Prima votare, poi Gino

Marte, 20 aprile 2162

Dopo anni di nulla, finalmente un leader politico dice una cosa sensata, vera: dopo le amministrative arriverà la più grande novità della politica. Il principale partito del centrodestra, per boccaccia del suo leader, ammette finalmente che è davvero finita: la parte buona dell’Itaglia, infatti, non li vorrà più, e alle prossime amministrative andrà a votare per cambiare davero le cose. E le cose si cambiano a partire dalle persone. Piano piano: non aspettiamoci l’ammainamento della bandiera bianca da parte della vecchia politica che, comunque, vanta parecchi crediti nei confronti di buona parte d’Itaglia che, altrimenti, non saprebbe realmente che cosa fare. Sarebbe bene ricordare, in questo momento in cui le cose possono davvero cambiare, che c’è un’Itaglia, non formata esclusivamente da famiglie ricche, che vive comunque grazie al fatto di aver assicurato il proprio voto – e quello dei propri cari – alla classe dirigente attuale. E’ questo lo zoccolo duro sul quale contano i partiti ormai allo sbando.

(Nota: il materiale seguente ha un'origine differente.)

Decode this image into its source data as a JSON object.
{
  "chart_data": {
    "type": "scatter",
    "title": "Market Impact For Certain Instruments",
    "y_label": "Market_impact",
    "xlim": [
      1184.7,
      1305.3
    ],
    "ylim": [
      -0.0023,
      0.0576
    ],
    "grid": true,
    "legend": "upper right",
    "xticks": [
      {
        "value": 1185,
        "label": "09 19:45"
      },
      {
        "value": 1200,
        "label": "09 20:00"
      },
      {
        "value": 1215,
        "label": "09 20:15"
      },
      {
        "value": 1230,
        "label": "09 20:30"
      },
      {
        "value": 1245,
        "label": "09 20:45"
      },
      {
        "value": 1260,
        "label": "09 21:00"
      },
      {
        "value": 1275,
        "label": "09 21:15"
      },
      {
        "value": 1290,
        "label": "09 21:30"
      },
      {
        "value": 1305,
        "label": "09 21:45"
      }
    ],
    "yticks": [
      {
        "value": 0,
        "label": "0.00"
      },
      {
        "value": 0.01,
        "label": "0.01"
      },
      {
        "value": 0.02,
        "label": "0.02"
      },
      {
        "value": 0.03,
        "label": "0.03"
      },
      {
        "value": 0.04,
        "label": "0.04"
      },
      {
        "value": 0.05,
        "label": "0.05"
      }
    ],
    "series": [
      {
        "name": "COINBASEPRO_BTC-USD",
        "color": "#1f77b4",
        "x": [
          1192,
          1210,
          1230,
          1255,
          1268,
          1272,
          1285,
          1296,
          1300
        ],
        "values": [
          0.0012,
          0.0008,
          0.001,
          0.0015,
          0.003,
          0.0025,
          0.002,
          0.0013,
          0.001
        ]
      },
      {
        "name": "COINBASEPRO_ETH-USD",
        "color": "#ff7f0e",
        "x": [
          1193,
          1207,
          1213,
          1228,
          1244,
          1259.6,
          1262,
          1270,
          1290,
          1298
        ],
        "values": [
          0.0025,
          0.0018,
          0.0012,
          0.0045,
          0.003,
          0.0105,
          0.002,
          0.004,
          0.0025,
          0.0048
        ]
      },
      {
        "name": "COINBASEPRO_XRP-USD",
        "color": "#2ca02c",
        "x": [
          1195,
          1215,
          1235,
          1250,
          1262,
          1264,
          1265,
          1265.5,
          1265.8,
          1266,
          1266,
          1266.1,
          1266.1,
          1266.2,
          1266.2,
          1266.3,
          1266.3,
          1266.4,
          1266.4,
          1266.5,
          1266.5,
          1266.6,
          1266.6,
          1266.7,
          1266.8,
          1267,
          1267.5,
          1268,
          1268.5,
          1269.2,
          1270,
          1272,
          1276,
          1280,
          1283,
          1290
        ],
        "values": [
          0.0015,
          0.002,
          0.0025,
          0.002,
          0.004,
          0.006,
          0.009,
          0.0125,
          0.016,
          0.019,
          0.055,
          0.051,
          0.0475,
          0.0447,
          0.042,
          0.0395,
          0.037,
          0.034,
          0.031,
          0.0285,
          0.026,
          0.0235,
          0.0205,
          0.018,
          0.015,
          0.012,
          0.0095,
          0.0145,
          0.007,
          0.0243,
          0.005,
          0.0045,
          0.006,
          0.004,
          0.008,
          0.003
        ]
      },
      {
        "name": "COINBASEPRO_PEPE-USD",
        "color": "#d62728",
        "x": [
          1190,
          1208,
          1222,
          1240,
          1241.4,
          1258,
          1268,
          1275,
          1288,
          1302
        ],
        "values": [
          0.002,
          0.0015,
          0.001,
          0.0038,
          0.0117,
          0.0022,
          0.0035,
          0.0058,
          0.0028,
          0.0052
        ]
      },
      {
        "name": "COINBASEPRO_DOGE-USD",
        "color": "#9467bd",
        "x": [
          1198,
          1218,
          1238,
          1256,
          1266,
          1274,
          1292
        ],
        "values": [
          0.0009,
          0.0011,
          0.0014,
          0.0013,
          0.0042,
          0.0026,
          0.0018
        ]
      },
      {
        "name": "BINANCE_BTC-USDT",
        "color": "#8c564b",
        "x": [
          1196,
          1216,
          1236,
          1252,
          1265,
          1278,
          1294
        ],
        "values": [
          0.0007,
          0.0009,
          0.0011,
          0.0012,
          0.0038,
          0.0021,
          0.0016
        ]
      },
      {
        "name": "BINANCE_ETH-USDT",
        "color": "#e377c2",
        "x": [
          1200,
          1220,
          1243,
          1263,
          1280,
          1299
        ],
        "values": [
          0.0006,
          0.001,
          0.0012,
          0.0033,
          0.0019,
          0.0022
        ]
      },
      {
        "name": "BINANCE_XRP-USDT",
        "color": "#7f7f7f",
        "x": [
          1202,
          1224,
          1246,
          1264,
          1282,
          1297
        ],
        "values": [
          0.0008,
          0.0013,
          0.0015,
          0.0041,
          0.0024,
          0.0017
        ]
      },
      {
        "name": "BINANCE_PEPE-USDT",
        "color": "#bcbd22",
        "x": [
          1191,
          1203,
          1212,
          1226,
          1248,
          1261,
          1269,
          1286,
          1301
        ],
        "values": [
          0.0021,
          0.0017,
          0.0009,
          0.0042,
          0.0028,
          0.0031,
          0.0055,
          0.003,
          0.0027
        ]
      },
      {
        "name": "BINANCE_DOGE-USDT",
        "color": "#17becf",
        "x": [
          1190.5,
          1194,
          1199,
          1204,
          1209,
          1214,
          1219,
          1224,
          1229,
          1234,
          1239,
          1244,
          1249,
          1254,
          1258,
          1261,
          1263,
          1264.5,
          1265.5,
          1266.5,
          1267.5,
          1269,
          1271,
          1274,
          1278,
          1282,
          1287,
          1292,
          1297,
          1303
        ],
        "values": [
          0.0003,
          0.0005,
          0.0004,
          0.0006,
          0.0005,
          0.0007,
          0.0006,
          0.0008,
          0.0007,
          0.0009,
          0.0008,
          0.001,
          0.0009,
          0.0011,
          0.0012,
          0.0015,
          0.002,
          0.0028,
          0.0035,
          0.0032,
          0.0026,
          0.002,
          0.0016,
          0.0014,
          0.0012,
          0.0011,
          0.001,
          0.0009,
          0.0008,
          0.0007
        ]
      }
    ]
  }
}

Ed è per questo motivo che realmente, al di là delle idee, delle persone e dei progetti da mettere in campo, i movimenti emergenti – con chiaro riferimento a quello di Peppe Trillo, ma non solo – devono far passare il concetto che ogni voto è una pepita d’oro, che gli itagliani devono tornare a votare, a decidere realmente chi e che cosa vogliono. Perché lo zoccolo duro dei vecchi partiti politici verrà mobilitato come non mai per mantenere l’attuale “ancien regime”. E’ un concetto a mio parere sottovalutato da chi vuole davvero cambiare le cose e l’entusiasmo pr una probabile affermazione – non necessariamente la “vittoria” – può giocare brutti scherzi: in primo luogo quello di far credere che la rivoluzione la fanno sempre gli altri come, purtroppo ed evidentemente, è accaduto in passato: col risultato di passare dalla padella di una tirannia alla brace di un regime.